Waarom is juist Eindhoven zo aantrekkelijk voor dit mystieke genootschap?

Er zitten meer TU/e’ers in de vrijmetselarij dan je misschien zou vermoeden. Of je collega of medestudent er een is blijft misschien voor altijd geheim, want ze zullen die informatie nooit over een broeder vertellen. Wij spraken er drie die open zijn over hun lidmaatschap. Wat trekt de mannen naar deze club? En waarom is er zoveel geheimzinnigheid rond de rituelen en activiteiten? Cursor zocht het uit.

‘Wie klopt daar als profaan aan de tempelpoort?’ In dit geval een vrouw van goede naam, die wenst bij de vrijmetselaars binnen te kijken. De leden kennen een speciaal wachtwoord om de deuren te openen. Als de deuren dan toch -uitzonderlijk-zonder wachtwoord opengaan voor Cursor, kijken we in een zwart-wit geblokte zaal met banken aan de zijkant, een altaar achterin en een sterrenhemel. Het alziend oog boven het altaar staart ons aan. “Dat kun je wellicht zien als je eigen morele kompas om je daden te beoordelen”, zegt vrijmetselaar Chris Franken. Hij benoemt dit bewust zo als een mogelijke betekenis, maar daarover verderop meer.

Eindhoven als maçonnieke stad

Franken zit bij een loge uit Den Bosch, maar die houdt zijn tempelarbeid in Eindhoven. De lichtstad lijkt erg vruchtbaar voor de vrijmetselaars: na een paar randsteden zitten hier in de Potgieterstraat de meeste loges. Onder die vrijmetselaars, ook wel maçons genoemd, zitten volgens Franken naast veel Philipsmedewerkers ook veel TU/e’ers. Wat vaak over de Vrijmetselarij de ronde doet, is dat er veel invloedrijke mensen bij zitten. Is dat waar? “Ik denk dat het een doorsnee van de samenleving is, en dat wil dan zeggen meer niet-invloedrijke mensen dan wel invloedrijke. De leeftijd ligt gemiddeld wel wat hoger.” Vrijmetselaars komen wekelijks of eens per twee weken bij elkaar, afhankelijk van de loge. “Maar vrijmetselaar ben je elke dag”, zegt Franken. “Dat loopt ook door in mijn werk en in hoe ik me verhoud tot andere mensen.”

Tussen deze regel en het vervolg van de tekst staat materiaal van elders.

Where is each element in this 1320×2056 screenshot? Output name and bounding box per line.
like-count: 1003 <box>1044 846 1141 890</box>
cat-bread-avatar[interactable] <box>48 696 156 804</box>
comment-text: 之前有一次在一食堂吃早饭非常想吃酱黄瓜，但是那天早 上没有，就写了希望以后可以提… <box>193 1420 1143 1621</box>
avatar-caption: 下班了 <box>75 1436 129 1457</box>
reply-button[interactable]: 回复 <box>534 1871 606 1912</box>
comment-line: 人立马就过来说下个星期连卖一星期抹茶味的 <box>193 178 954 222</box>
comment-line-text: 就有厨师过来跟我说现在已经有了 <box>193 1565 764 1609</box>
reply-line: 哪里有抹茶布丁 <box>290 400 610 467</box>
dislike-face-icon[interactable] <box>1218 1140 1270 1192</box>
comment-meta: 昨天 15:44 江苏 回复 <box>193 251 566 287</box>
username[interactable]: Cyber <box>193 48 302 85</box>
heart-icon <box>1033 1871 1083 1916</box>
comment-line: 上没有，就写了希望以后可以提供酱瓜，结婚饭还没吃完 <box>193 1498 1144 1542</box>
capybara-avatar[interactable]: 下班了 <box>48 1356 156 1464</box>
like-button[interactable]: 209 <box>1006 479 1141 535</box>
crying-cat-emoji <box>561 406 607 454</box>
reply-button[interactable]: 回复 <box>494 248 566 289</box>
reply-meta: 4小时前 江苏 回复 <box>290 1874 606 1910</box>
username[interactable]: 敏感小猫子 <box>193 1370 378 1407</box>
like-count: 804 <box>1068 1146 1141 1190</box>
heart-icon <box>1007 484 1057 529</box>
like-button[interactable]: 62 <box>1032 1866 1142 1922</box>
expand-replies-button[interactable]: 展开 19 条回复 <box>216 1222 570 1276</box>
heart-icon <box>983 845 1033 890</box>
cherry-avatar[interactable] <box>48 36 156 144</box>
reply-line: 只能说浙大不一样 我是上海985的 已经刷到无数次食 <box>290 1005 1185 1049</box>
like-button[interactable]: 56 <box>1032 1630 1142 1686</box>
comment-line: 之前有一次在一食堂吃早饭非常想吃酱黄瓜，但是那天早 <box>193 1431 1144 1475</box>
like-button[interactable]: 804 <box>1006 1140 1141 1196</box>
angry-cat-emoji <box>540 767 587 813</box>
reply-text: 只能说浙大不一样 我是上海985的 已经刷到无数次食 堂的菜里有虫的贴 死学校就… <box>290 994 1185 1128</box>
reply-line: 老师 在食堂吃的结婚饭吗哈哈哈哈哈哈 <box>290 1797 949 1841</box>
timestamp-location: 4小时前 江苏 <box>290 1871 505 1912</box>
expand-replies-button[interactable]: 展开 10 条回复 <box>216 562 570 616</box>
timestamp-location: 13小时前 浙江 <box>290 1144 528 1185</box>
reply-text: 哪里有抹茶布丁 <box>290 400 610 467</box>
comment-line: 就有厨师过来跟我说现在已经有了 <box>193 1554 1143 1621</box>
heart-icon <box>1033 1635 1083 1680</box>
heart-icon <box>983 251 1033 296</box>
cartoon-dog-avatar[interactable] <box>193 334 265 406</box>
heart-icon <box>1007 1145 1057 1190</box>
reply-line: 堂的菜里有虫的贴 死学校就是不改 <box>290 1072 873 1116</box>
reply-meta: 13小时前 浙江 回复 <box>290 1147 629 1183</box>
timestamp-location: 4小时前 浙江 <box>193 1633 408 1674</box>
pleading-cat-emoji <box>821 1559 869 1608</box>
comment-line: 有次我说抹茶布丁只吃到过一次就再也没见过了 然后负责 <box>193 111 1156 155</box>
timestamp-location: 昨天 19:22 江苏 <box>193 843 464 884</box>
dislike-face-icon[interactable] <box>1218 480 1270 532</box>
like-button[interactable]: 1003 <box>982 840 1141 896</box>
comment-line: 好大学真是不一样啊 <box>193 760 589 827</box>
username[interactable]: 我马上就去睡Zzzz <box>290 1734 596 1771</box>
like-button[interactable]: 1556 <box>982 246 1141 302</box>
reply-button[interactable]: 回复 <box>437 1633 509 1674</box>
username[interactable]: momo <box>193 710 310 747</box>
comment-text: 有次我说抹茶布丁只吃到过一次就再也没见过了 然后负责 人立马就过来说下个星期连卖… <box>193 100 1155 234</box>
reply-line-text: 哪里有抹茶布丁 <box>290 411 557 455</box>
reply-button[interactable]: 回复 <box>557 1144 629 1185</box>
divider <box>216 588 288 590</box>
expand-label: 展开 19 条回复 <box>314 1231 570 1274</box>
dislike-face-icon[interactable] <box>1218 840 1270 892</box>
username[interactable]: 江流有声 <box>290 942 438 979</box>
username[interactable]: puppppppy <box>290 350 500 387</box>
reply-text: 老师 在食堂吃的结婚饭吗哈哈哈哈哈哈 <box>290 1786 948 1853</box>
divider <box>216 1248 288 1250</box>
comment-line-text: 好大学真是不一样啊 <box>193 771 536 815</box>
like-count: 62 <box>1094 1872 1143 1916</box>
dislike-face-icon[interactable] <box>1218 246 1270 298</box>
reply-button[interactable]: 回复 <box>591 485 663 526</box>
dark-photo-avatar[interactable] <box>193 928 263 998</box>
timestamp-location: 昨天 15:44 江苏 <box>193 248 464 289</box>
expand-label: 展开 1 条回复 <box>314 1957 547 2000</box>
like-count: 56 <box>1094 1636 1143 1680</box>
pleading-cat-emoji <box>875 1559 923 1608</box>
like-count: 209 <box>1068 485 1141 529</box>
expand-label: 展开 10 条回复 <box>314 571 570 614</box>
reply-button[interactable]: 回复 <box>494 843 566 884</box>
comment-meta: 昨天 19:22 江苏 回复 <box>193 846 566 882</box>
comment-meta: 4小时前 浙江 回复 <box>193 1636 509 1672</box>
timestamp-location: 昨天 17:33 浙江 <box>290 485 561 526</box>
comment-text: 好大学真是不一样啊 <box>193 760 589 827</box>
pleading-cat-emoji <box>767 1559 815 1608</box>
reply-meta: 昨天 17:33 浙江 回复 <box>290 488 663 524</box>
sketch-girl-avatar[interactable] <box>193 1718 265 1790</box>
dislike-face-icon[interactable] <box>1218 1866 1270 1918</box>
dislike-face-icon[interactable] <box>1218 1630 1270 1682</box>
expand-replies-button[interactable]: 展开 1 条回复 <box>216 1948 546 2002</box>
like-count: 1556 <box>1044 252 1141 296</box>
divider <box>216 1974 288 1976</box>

Collegavrijmetselaar Martijn Lier is lid van de loge Rosa Alba uit Eindhoven. “Er is veel te kiezen in deze stad. Ik heb gestudeerd in Nijmegen, daar hebben ze er maar één, zoals in de meeste steden.” Lier denkt dat het grote aantal loges in Eindhoven komt door historische groei. “Als een loge boven een bepaald aantal leden groeit, moet er een afsplitsing komen, anders wordt de groep te groot. Daarnaast is dit een regio met veel hoger opgeleiden. Je ziet dat die mensen toch vaker met dit soort vraagstukken bezig zijn. Dat lijkt me verklaarbaar omdat je ruimte krijgt om met geestelijke ontwikkeling bezig te zijn als je eerste levensbehoeften gedekt zijn, verwijzend naar de Pyramide van Maslov.” Levensvragen hebben Lier altijd wel bezig gehouden. “Waar komen we vandaan en waar gaan we heen? Hoe kan ik een beter mens worden? Door vrienden die al vrijmetselaar waren, had ik de kans vragen te stellen en leek de vrijmetselarij me een manier om die levensvragen te kunnen beantwoorden of daar in ieder geval aan te werken.”

Reinier Phielix, alumnus Technische Bedrijfskunde kent zowel de vrijmetselarij als de TU/e door en door. “Ik heb me veel bezig gehouden met valorasatiewerkzaamheden en daardoor zowel TU/e en TU Delft als veel Brainport-bedrijven van binnen gezien.” Phielix blijkt dan ook een goede persoon om aan te vragen waarom er van oudsher zoveel Philips-mensen en mensen met een technische achtergrond binnen de vrijmetselarij aanwezig zijn.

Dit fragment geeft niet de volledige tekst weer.